Why some data visualization identities get adopted and others get buried

August 9, 2025
by Gabrielle Merite
Venn diagram of Capability, opportunity, and motivation made out of white lines on top of the painting of a lake.
Original Image: Sheet of Water near Loosdrecht by Willem Roelofs

Someone recently asked me: "What is the differentiating factor between guidelines that people use after handover vs those that stay in a drive somewhere and then go to waste?"

That's a question I wish I'd asked myself years ago.

When your data tells stories that could drive real change (funding decisions, policy shifts, consumer behavior…) a visual language that fails to convey your organization's expertise is a big missed opportunity for impact.

For years, I created data visualization guidelines following the standard agency approach: investigate the brand's history, its visual identity, and weave those details into beautiful chart examples… everything from traditional visualizations to editorial pieces.

In most cases, that worked beautifully.

But.

Starting with the visual aspect, never with the daily reality people would face, optimizes the new language for ideal scenarios. It completely ignores how our beautiful custom spacing would take too long to design on a deadline, or how our perfectly on-brand divergent color palette wouldn’t work with specific, and common, datasets.

Real data visualization work is messy. Especially when you're already stretched thin, juggling a product sprint or a report deadline…

And that's where an aesthetics-first system breaks down.

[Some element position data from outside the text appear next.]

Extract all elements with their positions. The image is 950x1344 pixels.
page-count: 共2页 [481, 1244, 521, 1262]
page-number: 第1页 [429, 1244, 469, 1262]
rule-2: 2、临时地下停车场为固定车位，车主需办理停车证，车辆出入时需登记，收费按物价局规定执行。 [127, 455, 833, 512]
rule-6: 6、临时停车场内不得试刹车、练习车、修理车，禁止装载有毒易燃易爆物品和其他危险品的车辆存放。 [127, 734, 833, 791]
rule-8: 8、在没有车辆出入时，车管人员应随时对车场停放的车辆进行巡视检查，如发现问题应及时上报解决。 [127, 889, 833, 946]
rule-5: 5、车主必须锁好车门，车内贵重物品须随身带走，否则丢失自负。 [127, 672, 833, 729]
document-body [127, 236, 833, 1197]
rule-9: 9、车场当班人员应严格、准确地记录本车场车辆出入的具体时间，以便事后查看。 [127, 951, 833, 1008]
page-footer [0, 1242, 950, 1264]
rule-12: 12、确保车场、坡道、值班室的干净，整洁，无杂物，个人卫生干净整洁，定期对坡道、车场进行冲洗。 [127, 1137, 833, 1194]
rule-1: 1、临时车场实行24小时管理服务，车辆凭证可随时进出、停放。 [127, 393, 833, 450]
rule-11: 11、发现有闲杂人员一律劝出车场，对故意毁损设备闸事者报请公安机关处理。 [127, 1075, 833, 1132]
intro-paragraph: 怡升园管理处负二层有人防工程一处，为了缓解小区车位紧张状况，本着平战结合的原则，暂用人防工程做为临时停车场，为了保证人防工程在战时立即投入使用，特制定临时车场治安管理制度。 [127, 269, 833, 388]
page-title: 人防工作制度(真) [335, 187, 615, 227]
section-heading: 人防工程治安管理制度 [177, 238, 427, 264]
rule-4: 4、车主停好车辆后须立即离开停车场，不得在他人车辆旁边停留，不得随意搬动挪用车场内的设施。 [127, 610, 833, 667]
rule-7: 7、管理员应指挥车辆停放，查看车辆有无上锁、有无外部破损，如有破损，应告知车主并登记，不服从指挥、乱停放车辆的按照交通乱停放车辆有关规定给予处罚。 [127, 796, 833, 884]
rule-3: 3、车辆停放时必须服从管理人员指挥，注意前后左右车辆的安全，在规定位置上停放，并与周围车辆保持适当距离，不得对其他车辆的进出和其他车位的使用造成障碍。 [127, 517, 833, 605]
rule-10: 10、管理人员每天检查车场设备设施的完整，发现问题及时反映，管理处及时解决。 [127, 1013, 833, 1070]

Visual identity alignment and adoption should be equally important measures of success, because beautiful data visual languages that don't get used are just expensive art projects.

Why humans are terrible at following guidelines

When we're creating a new visual language for teams to adopt, we're asking for a behavior change: let go of default rainbow colors, apply consistent spacing, choose appropriate chart types. All those changes require time and effort in already busy workflows.

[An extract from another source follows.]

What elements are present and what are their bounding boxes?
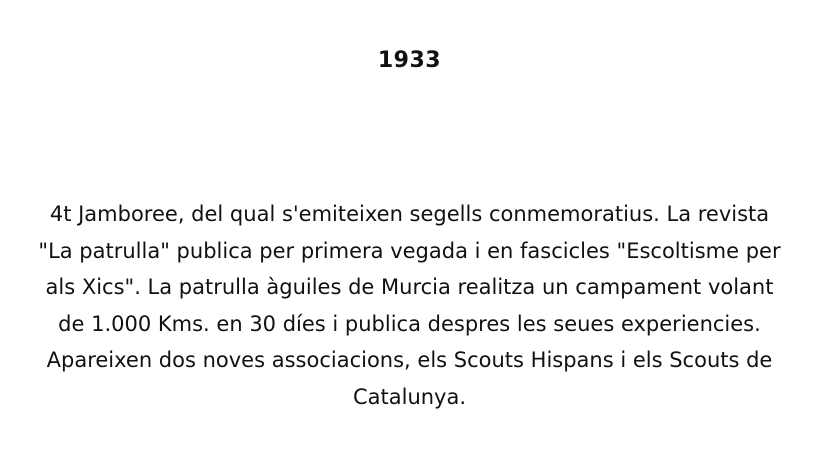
event-description: 4t Jamboree, del qual s'emiteixen segells conmemoratius. La revista "La patrulla" publica per primera vegada i en fascicles "Escoltisme per als Xics". La patrulla àguiles de Murcia realitza un campament volant de 1.000 Kms. en 30 díes i publica despres les seues experiencies. Apareixen dos noves associacions, els Scouts Hispans i els Scouts de Catalunya.	[38, 202, 781, 409]
year-heading: 1933	[377, 48, 442, 73]
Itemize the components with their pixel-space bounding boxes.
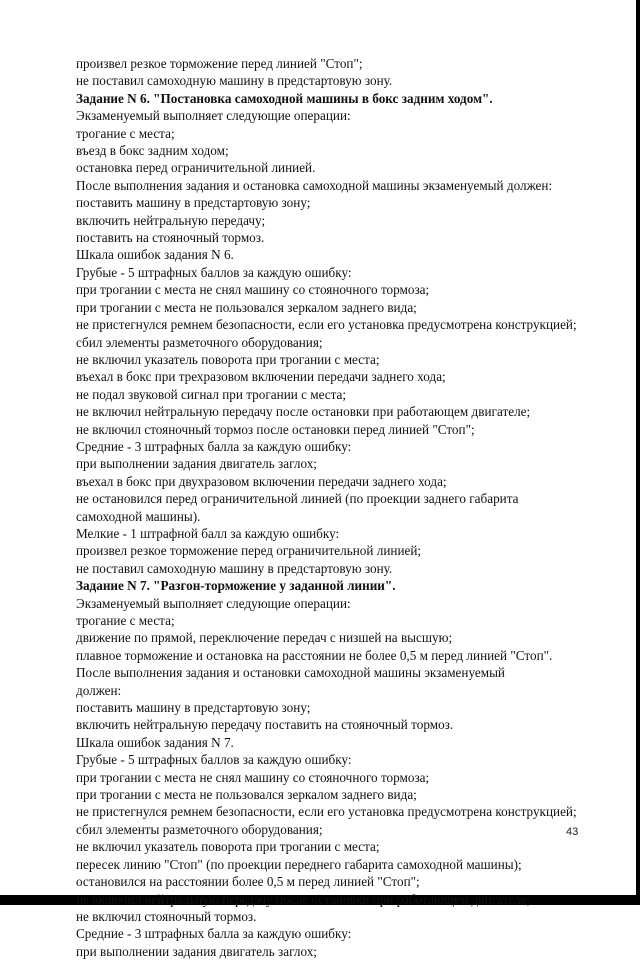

With this in mind, we find it helpful to think about it through this framework called the COM-B model that breaks down in simple categories what helps behavior change.

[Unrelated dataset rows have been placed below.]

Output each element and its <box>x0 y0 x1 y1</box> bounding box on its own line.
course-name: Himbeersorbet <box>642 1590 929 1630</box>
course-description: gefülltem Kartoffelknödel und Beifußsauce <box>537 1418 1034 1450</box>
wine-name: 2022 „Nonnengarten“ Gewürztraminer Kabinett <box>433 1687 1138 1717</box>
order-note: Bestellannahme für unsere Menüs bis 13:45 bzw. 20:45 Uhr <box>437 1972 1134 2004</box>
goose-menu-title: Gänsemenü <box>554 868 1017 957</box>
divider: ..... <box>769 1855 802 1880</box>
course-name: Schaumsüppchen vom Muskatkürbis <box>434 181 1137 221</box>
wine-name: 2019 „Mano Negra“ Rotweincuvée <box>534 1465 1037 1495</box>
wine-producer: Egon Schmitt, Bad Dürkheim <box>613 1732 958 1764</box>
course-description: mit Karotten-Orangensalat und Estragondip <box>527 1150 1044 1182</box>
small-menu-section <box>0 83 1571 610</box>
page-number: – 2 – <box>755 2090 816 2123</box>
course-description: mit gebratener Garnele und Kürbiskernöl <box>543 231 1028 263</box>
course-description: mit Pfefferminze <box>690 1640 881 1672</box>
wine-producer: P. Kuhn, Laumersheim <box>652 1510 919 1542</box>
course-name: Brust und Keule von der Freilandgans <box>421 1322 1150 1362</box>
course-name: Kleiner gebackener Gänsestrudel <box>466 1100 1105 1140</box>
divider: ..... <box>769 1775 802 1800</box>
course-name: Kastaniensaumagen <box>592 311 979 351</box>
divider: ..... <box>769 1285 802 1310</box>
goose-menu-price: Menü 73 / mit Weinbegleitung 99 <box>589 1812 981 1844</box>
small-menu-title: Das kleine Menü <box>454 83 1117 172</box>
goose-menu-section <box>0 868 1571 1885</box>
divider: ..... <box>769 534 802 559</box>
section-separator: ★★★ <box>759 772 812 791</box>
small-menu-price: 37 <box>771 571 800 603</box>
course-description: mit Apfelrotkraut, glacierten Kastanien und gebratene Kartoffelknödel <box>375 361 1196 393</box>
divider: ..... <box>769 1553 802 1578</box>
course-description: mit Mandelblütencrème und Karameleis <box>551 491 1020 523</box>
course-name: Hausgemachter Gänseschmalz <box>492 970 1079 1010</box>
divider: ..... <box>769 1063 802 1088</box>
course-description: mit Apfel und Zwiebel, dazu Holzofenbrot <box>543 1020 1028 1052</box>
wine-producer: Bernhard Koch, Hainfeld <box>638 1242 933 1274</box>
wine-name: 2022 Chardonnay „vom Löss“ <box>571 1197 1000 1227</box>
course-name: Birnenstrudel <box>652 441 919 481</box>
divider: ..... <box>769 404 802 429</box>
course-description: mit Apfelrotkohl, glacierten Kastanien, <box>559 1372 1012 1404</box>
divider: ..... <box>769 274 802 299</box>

  • Capability: Do people have the knowledge, skills, and confidence to implement the new visual language?
  • Opportunity: Does their work environment—tools, workflows, time constraints—support the new approach?
  • Motivation: Do they have compelling reasons to embrace this change?

When visual languages fail to take hold, it's usually because one or several of these factors weren't considered.

What this means for creating or refining a data visualization identity

Okay so the first step shouldn’t be a dive into visual identity for inspiration.

Instead, we need to understand how people connect to those three factors:

  • What capabilities do they have today: are they comfortable with making complex charts, with missing data, with color palettes that serve both brand and function?
  • What constraints are they working with: software that limits font choices, tools that won't let you stack legends above horizontal bars (looking at you Tableau), or simply working with Canva and PowerPoint because that's what the budget allows?
  • What would actually motivate them to embrace a new system?

Two steps can help with this process:

  1. Auditing existing work lets you spot what's been done, where things get stuck, and what mistakes are most common. This gives you a baseline understanding.
  2. Interviewing your users is the only way to really understand what’s going on during production. They’ll explain you that the color mistake you keep seeing might not be a choice, it might be that their software doesn't allow for the preferred option or that your bold extended brand typeface which looks great in headlines, becomes illegible at the small sizes required for chart labels (True story).

And yes, this process takes time.

But it helps you understand who's actually at the end of the workflow, what their current reality looks like, and how to create a data visualization language that carry your mission forward while actually supporting the people trying to implement them.